Friday, February 12, 2010

Tax helps soothe the sex wars

(Apologies for the headline - we wanted to get our two favourite three-letter words ending in -x in the same line.)

The much respected Social Watch network has just published the findings of its 2009 Gender Equity Index, which you will find here.

The latest results show a disturbing picture of statis or regression. Many countries have either regressed or show no improvement. Those that have regressed include the USA, Denmark and the majority of Eastern European countries. Those that show no improvement include Germany, Japan, and China.

Some countries continue to improve on their already impressive progress towards gender equity, with Sweden, Finland, Norway and Rwanda (yes, Rwanda) heading the pack. But also look at countries like Vietnam, Uganda, Iran, Ethiopia and Algeria, each of which have been assessed as making significant progress.

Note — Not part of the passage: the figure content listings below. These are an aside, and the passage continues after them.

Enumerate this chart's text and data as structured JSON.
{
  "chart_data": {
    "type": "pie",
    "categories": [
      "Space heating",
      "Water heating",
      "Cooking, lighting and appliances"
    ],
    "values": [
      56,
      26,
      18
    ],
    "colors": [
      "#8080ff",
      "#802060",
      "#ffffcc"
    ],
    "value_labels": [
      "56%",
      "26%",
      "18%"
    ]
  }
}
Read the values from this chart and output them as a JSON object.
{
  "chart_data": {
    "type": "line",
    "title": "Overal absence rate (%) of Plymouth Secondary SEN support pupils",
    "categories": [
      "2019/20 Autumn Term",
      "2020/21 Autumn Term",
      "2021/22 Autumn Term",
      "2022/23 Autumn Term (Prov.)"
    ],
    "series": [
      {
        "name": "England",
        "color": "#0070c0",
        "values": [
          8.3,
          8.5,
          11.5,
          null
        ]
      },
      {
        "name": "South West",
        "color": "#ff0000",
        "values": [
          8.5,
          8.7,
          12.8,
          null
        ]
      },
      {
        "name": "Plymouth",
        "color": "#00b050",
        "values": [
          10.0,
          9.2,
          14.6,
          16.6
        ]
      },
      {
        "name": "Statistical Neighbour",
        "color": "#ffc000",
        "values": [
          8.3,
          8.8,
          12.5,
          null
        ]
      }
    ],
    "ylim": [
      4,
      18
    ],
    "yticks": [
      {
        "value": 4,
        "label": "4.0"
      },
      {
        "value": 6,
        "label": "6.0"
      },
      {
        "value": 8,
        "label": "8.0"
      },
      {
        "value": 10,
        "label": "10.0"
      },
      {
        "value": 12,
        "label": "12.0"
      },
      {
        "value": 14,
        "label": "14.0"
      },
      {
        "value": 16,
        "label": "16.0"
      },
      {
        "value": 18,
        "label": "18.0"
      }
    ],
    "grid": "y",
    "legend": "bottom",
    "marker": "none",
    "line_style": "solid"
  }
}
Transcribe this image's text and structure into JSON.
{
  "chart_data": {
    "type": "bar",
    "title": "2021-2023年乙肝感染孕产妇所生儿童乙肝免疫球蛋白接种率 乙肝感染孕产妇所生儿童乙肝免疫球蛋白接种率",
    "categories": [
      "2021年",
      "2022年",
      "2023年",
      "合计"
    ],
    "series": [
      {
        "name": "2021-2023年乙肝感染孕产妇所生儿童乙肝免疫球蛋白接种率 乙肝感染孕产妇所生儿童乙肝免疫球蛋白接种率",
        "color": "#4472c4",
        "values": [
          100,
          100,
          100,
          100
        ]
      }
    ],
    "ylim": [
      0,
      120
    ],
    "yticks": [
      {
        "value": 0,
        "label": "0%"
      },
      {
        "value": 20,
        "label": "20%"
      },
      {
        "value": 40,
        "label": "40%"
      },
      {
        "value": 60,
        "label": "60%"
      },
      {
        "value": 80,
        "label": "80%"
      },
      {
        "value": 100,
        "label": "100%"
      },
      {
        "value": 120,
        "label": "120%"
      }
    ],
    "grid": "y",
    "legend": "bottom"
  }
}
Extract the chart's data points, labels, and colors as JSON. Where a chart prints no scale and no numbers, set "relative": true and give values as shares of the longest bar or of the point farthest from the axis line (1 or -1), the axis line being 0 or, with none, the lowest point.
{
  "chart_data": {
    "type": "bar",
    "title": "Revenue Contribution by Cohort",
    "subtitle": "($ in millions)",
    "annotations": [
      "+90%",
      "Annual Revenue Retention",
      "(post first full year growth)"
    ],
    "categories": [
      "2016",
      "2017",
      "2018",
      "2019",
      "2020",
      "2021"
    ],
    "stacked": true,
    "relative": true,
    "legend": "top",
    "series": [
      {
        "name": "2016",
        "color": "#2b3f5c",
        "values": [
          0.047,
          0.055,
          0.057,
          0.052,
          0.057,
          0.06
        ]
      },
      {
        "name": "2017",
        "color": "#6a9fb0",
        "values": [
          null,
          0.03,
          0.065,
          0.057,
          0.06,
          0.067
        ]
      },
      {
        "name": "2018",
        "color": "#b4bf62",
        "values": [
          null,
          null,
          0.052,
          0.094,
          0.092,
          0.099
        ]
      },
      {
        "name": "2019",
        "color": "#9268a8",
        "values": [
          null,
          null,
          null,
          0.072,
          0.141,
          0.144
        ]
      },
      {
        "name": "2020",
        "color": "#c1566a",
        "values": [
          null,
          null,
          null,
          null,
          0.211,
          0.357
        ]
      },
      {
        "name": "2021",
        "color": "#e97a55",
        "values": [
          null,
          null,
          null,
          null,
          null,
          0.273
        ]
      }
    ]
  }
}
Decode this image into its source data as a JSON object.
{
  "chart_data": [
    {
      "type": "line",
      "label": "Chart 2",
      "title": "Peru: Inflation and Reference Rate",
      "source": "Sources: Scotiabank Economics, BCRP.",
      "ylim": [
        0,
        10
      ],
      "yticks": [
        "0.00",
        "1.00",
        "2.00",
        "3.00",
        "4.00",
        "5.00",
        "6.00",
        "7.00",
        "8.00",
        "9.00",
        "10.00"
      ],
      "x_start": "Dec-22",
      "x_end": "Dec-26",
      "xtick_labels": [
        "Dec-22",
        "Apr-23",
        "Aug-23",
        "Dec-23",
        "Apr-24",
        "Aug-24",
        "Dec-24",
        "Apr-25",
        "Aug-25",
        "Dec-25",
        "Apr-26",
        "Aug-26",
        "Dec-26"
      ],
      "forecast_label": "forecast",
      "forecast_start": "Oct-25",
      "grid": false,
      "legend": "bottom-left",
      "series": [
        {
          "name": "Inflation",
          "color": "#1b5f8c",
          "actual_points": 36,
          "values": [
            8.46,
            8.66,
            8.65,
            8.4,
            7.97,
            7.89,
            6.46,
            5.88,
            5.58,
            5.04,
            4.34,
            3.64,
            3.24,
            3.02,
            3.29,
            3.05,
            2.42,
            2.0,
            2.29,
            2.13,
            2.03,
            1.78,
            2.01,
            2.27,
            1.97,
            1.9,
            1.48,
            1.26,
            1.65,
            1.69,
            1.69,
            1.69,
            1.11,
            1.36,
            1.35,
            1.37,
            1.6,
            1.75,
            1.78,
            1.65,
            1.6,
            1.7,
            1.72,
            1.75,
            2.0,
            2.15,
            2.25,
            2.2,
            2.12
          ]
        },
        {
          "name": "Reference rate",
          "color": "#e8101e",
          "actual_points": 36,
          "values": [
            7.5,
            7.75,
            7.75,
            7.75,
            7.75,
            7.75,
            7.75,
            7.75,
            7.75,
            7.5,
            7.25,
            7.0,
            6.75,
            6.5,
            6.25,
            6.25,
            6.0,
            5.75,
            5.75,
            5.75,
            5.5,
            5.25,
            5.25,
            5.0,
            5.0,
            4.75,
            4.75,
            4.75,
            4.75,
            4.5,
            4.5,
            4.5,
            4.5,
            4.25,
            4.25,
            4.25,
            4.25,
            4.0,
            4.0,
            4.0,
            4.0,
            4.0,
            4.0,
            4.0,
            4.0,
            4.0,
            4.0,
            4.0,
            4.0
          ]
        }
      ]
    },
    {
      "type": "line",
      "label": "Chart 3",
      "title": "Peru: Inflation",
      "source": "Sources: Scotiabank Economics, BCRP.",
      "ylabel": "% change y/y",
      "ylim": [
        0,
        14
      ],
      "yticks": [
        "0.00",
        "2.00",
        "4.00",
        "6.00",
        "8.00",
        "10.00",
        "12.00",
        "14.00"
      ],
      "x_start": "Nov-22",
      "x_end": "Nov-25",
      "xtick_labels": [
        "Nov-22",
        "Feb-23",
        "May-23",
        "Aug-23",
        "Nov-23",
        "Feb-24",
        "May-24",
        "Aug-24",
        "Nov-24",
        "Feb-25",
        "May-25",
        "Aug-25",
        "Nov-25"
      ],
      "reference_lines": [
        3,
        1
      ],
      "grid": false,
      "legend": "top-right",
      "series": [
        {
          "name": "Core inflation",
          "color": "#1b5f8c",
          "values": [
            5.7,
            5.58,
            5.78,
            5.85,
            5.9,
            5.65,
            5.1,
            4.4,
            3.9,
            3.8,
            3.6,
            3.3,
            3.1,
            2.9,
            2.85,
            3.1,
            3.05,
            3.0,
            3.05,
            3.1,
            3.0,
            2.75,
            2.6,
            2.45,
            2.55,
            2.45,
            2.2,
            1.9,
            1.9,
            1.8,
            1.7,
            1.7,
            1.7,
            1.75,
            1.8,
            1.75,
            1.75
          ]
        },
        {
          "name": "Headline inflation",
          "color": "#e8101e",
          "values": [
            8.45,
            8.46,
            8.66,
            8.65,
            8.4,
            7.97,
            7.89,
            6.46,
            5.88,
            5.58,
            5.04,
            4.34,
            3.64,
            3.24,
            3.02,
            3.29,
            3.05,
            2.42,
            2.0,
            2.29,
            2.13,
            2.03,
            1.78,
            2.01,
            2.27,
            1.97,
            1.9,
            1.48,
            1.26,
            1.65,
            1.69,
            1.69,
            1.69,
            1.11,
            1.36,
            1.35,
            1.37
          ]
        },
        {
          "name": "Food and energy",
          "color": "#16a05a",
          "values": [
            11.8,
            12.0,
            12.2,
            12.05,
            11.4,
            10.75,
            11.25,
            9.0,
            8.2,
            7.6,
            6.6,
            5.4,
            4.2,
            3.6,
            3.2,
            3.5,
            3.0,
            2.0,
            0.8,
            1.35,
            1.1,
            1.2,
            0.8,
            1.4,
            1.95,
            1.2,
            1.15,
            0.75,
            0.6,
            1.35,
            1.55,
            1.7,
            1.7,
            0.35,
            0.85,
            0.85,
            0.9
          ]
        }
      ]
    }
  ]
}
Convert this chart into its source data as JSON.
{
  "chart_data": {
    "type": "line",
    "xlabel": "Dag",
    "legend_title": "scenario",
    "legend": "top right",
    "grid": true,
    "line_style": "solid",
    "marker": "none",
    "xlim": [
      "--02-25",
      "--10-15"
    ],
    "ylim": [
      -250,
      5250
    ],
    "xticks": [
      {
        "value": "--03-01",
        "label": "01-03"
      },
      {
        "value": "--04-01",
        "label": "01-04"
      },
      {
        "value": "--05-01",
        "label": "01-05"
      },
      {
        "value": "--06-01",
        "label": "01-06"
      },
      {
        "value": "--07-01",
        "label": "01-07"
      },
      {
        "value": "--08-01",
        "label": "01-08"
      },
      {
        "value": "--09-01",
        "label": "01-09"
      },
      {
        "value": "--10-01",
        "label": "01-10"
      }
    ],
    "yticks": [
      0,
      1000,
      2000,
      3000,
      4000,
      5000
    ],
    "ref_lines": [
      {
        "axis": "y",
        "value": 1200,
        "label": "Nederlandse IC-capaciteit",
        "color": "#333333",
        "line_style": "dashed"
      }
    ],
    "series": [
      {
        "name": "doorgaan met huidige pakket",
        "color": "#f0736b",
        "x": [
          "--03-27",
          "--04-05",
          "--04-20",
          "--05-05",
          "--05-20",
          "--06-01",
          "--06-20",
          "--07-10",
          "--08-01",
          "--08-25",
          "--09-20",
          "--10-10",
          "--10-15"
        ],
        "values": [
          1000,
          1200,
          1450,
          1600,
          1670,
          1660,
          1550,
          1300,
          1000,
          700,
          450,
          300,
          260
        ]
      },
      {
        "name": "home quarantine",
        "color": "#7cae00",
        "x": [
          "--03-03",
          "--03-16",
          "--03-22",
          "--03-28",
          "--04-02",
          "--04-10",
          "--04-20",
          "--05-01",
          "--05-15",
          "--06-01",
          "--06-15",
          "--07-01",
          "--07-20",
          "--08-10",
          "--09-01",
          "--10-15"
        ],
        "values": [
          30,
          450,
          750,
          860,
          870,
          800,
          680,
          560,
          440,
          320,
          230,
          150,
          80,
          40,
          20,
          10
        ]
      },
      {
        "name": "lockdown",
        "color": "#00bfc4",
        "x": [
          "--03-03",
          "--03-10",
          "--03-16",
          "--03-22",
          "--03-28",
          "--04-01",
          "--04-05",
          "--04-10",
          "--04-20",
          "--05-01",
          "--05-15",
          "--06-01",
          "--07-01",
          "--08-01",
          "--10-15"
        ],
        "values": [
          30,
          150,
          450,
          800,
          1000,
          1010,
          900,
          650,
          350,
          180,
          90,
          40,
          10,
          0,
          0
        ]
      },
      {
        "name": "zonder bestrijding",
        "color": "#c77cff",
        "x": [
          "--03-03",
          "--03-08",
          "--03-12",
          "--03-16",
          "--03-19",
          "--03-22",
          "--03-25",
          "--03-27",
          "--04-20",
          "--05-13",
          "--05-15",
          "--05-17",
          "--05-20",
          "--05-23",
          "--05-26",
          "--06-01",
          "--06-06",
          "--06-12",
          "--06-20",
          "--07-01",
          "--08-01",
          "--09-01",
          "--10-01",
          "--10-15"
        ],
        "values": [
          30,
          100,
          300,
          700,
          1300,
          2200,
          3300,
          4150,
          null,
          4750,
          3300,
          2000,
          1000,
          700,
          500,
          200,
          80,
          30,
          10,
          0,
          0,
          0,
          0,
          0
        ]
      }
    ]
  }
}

Many factors play a role in shaping social equity. Tax is one of them. Countries with progressive tax regimes and a strong commitment to investing in social capital are generally higher up the equity index and have continued making progress towards greater gender equity. Check out the Scandinavian countries, excluding Denmark which still ranks near the top of the index but has regressed in the past year.

Conversely, countries with regressive tax regimes -- viz those eastern European countries that adopted flat taxation and regressive sales tax regimes -- are, well, regressing.

And some countries, note where India and Nigeria sit on the global league table, are quite simply beyond the pale. India is particularly shocking given its claims to economic superpower status: the levels of inequality and poverty in that country compare badly with those in pre-revolutionary France, and it shouldn't surprise anyone to know that insurgents are rapidly extending their hold in rural areas.

Does gender equity, and inequality generally, matter? Well yes. Not only because it contributes to greater social well-being, as Kate Pickett and Richard Wilkinson have convincingly demonstrated. But also because communities simply cannot afford to squander the massive social capital potential of women. It comes as no surprise to see that the countries with the highest level of gender equity are amongst the most successful economies. And it is not coincidental that they also fall into the high-tax category.: after all, access to education, and putting equal rights into operation, require more than just fine words and signatures on international declarations.